World and Nation

Attack in Kandahar breaks
rare respite

KANDAHAR, Afghanistan — Insurgents armed with guns and rocket-propelled grenades attacked a small NATO base here Thursday, breaking an unusual period of calm in this volatile city and setting off a standoff between the attackers and coalition and Afghan forces that was continuing late into the evening.

One Afghan interpreter was killed and a U.S. civilian contractor and two Afghan security guards were injured, NATO said in a statement. Five coalition troops received minor wounds, NATO said.

The attack began around 2:45 p.m. when an unknown number of gunmen took positions in an empty three-story building about a quarter mile from the military outpost and began firing toward the base, said Gen. Abdul Raziq, police chief of Kandahar province. The attack on the base ended about three hours later, a NATO spokesman said, but the attackers remained holed up in the building. The Taliban took responsibility for the attack.

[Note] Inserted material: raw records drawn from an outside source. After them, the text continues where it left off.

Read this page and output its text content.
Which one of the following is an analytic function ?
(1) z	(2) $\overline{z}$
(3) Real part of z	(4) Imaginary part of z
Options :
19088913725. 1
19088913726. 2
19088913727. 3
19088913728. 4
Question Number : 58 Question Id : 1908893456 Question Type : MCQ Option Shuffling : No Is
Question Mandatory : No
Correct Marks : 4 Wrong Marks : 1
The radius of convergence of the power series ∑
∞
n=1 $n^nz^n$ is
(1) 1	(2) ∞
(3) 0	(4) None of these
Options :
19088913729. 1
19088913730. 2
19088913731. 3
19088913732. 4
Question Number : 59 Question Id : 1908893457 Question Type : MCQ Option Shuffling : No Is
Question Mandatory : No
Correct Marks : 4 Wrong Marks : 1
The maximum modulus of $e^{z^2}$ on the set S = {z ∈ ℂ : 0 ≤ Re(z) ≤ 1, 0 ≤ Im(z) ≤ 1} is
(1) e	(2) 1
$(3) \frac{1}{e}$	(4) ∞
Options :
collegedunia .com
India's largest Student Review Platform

The base, located inside the city, houses the Kandahar Provincial Reconstruction Team, one of dozens of such outposts where civilian and military personnel lead efforts to build roads and schools and to assist local governments to become more effective. Militants attacked a similar outpost in Panjshir province this month, killing two Afghan civilians and wounding two Afghan security guards.

As Afghan and coalition forces surrounded the building, the police found a minivan and a motorcycle nearby laden with explosives, Raziq said.

“The plan was when security forces searched the building where the attackers took shelter, they would detonate the bombs,” Raziq said.

A second attack took place about the same time when a suicide bomber in a car filled with explosives detonated his vehicle outside a NATO combat outpost in the district of Panjwayi southwest of the city. No coalition or Afghan forces were killed in the attack, said Master Sgt. Christopher DeWitt of the Air Force, a NATO spokesman in Kabul.

Kandahar, Afghanistan’s second-largest city, has been one of the most dangerous urban areas in the country. A string of assassinations through the summer jolted the city, targeting high level officials, including Ahmed Wali Karzai, President Hamid Karzai’s half brother and the influential leader of the Kandahar provincial council, as well as ordinary civil servants and tribal elders.

But the city had been relatively peaceful in recent weeks. On Thursday, Afghan and coalition forces were still attempting to clear the building late into the evening.